On Tuesday, I replaced the romanian1 and romanian2 stemmers in
Xapian-core with Martin's new romanian stemmer. At the time, I also
updated the stemming test data (by re-generating the output file using
snowball's "stemwords" utility), and I clearly remember re-running
the
testsuite at the time and checking that all tests passed.
Now, when I run make check, stemtest fails with the romanian stemmer on
the word "acela?I". This should stem to "acel" according to
the output
file generated by the stemwords utility from snowball, but xapian stems
it to "acela?i". The only change I can see to the stemming algorithms
since then is a change to the snowball code generator made on wednesday
morning by Olly, but reverting this change doesn't seem to fix the
problem.
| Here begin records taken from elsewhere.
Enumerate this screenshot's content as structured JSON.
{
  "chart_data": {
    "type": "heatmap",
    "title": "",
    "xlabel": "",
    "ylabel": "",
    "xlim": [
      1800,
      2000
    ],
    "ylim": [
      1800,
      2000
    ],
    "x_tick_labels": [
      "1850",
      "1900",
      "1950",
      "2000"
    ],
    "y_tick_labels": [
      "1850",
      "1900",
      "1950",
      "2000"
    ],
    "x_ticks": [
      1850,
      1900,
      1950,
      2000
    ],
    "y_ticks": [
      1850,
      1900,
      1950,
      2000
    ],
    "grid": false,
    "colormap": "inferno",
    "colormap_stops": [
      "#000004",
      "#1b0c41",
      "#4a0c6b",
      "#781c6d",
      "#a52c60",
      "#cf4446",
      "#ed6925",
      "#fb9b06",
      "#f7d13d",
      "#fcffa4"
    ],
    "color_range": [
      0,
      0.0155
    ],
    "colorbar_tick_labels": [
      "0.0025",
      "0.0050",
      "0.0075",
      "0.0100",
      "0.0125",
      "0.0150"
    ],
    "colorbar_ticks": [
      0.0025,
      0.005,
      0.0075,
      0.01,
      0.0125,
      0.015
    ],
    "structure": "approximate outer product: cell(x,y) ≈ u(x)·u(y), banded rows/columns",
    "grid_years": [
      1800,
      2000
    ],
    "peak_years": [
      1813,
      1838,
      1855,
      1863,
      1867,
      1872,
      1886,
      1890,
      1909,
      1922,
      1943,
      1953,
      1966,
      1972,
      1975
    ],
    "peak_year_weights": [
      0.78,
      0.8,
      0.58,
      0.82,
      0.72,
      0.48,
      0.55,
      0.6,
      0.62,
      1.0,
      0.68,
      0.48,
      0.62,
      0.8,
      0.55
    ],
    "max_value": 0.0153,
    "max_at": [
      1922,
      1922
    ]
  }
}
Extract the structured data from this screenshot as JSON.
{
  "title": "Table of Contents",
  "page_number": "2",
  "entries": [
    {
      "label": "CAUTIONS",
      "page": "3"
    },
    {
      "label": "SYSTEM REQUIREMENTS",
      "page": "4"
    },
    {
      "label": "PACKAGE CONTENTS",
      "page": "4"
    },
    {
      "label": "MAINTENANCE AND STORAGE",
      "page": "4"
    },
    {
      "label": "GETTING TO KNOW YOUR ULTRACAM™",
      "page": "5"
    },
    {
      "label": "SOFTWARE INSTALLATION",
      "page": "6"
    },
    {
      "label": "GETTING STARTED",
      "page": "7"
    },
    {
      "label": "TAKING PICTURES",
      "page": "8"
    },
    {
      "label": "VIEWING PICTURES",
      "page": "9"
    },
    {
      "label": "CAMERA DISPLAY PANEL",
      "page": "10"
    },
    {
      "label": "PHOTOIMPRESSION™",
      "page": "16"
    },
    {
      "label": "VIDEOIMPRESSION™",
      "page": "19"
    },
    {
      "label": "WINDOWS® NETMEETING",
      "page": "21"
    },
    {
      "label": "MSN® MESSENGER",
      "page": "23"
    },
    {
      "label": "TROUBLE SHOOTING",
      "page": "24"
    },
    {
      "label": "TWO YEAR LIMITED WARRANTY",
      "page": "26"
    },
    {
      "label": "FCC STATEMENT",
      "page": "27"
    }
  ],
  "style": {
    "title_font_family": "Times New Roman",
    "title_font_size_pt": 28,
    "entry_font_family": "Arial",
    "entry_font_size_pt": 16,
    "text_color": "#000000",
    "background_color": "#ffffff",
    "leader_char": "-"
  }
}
So - does anyone else see this error, or is it just something
on my local machine which has changed (possibly a character set thing,
or something like that)?
For reference, the output from stemtest is as follows:
$ ./tests/runtest tests/stemtest stemdict -l romanian -v
Running test 'tests/stemtest stemdict -l romanian -v' under valgrind
The random seed is 42
Please report the seed when reporting a test failure.
Running tests with romanian stemmer...
Running test: stemdict...
Testing romanian with fixed dictionary...
/home/richard/private/Working/xapian/xapian-core/tests/stemtest.cc:146:
((stem) == (expect))
Expected `stem' and `expect' to be equal: were acela?i and acel
FAILED
/home/richard/private/Working/xapian/build/xapian-core/tests/.libs/lt-stemtest
completed test run: 0 tests passed, 1 failed.
--
Richard